NCC Bank, headquartered in Bangladesh, is a financial institution operating within the country's banking sector. Its public profile is notably defined by its inclusion among multiple Bangladeshi banks targeted in a significant cyberheist during early May 2019. This incident involved a coordinated attack where threat actors compromised banking systems to remotely command ATMs to dispense cash, resulting in the theft of at least three million US dollars. The bank experienced direct financial losses from this fraudulent ATM transaction scheme, which relied on malware deployed within its network. The attack methodology indicated a prolonged and stealthy network compromise prior to the execution of the cash theft, allowing attackers to establish persistent access and communicate with their command-and-control infrastructure. This event positioned NCC Bank as a victim of an international, financially motivated cybercriminal operation that transcended national boundaries, involving Ukrainian money mules to physically collect the stolen currency from manipulated ATMs across Bangladesh.

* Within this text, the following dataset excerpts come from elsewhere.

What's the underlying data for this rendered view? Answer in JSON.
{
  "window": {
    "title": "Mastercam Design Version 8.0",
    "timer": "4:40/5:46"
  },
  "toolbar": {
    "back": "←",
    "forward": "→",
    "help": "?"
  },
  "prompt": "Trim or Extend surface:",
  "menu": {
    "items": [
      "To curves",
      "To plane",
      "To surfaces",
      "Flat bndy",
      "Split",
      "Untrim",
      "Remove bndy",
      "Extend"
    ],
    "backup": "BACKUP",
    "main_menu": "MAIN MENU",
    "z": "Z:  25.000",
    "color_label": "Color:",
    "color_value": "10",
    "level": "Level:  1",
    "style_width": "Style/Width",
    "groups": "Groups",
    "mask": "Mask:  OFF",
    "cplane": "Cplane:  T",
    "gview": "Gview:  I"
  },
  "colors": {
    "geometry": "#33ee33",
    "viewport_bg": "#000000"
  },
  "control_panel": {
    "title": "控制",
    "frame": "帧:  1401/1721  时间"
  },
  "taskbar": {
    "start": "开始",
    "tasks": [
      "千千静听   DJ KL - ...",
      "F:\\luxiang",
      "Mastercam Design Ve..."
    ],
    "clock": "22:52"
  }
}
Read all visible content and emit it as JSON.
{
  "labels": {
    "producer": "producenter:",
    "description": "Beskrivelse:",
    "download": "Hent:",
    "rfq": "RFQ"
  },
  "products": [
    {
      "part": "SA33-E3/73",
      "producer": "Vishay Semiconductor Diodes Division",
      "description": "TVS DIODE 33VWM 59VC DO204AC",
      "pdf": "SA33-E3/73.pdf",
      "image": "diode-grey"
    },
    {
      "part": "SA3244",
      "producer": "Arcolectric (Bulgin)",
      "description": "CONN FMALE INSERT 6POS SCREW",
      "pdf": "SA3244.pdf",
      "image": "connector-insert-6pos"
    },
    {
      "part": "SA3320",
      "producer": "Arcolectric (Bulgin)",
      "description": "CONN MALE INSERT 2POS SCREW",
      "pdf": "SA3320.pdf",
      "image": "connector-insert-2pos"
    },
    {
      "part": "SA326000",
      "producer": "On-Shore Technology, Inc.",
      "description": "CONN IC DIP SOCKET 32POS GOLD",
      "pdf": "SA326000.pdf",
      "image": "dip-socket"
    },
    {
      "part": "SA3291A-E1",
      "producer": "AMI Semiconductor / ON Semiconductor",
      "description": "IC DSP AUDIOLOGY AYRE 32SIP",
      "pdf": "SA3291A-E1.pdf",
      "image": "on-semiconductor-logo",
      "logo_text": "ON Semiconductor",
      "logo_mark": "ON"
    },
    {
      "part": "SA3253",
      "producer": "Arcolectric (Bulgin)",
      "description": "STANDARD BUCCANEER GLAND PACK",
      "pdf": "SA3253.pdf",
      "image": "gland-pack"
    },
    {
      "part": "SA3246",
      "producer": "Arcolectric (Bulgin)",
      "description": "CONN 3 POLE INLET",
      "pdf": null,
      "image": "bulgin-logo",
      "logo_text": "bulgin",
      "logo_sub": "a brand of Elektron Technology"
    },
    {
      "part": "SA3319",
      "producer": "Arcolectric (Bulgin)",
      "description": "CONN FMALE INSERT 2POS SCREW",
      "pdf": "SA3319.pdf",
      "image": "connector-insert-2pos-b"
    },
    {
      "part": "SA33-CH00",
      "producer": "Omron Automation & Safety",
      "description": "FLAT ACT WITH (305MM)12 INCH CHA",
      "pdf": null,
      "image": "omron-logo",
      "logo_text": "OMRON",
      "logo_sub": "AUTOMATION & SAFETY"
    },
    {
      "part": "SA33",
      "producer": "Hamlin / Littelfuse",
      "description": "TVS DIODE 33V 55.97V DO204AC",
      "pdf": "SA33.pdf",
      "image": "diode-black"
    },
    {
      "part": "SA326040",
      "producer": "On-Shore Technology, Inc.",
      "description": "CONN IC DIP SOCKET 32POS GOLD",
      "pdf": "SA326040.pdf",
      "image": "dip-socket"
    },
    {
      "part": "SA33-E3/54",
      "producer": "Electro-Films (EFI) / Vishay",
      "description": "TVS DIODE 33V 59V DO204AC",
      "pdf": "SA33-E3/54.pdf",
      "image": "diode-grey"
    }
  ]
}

The incident is attributed to the Silence group, a threat actor with Russian-speaking operatives previously known for targeting financial entities in Russia and the Commonwealth of Independent States. Their use of specialized malware families, including Silence.Downloader and Silence.ProxyBot, demonstrates a capability for developing tools to infiltrate banking systems and maintain covert communication channels. The successful theft from NCC Bank and other institutions marked a strategic expansion for the group into the Bangladeshi financial market, highlighting a broader trend of such actors seeking targets in new geographic regions. The subsequent arrest of the money mules provided law enforcement with a tangible link in the fraud chain, though the core technical compromise of the bank's systems remained a critical aspect of the case. This event serves as a documented example of the persistent threat posed by sophisticated cybercriminal groups to the banking sector in emerging markets, where such attacks can result in immediate, tangible financial losses through direct manipulation of physical cash infrastructure. The bank's experience underscores the sector's vulnerability to attacks that blend digital intrusion with physical cash-out mechanisms executed by recruited agents.